In the entire service, only the psalm struck me as true, and properly shamed me. It was the Thirty-seventh Psalm, and the choir appeared to sing it directly to me:
Leave off from wrath, and let go displeasure:
fret not thyself, else shalt thou be moved to do evil.
Yes, it’s true: I should “leave off from wrath, and let go displeasure.” What good is anger? I have been angry before. I have been “moved to do evil,” too—as you shall see.
4
The Little Lord Jesus
* * *
The first Christmas following my mother’s death was the first Christmas I didn’t spend in Sawyer Depot. My grandmother told Aunt Martha and Uncle Alfred that if the family were all together, my mother’s absence would be too apparent. If Dan and Grandmother and I were alone in Gravesend, and if the Eastmans were alone in Sawyer Depot, my grandmother argued that we would all miss each other; then, she reasoned, we wo
uldn’t miss my mother so much. Ever since the Christmas of ’53, I have felt that the yuletide is a special hell for those families who have suffered any loss or who must admit to any imperfection; the so-called spirit of giving can be as greedy as receiving—Christmas is our time to be aware of what we lack, of who’s not home.

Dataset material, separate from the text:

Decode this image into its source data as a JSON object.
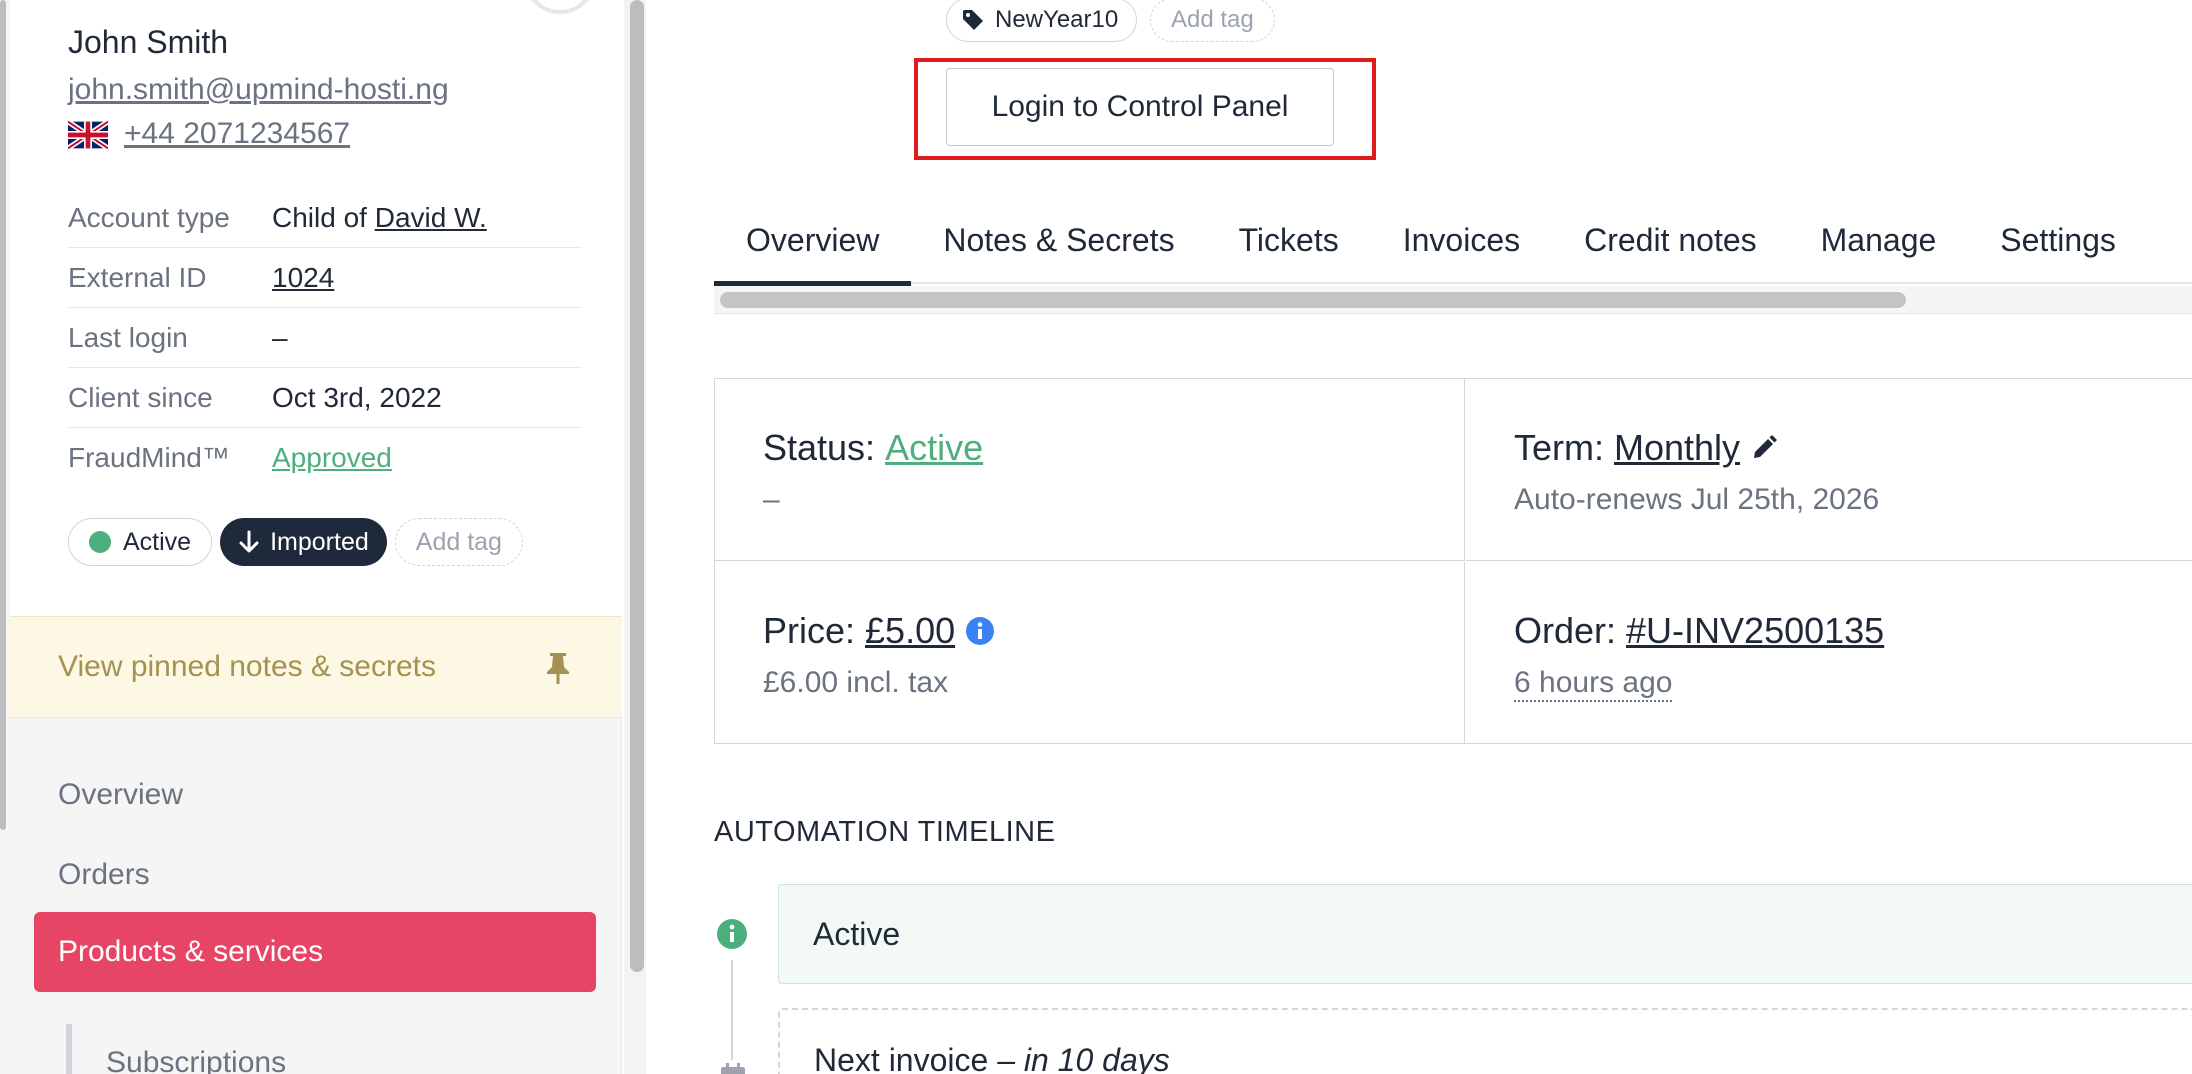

Dividing my time between my grandmother’s house on 80 Front Street and the abandoned dormitory where Dan had his small apartment also gave me my first impressions of Gravesend Academy at Christmas, when all the boarders had gone home. The bleak brick and stone, the ivy frosted with snow, the dormitories and classroom buildings with their windows all closed—with a penitentiary sameness—gave the campus the aura of a prison enduring a hunger strike; and without the students hurrying on the quadrangle paths, the bare, bone-colored birches stood out in black-and-white against the snow, like charcoal drawings of themselves, or skeletons of the alumni.
The ringing of the chapel bell, and the bell for class hours, was suspended; and so my mother’s absence was underlined by the absence of Gravesend’s most routine music, the academy chimes I’d taken for granted—until I couldn’t hear them. There was only the solemn, hourly bonging of the great clock in the bell tower of Hurd’s Church; especially on the most brittle-cold days of December, and against the landscape of old snow—thawed and refrozen to the dull, silver-gray sheen of pewter—the clock-bell of Hurd’s Church tolled the time like a death knell.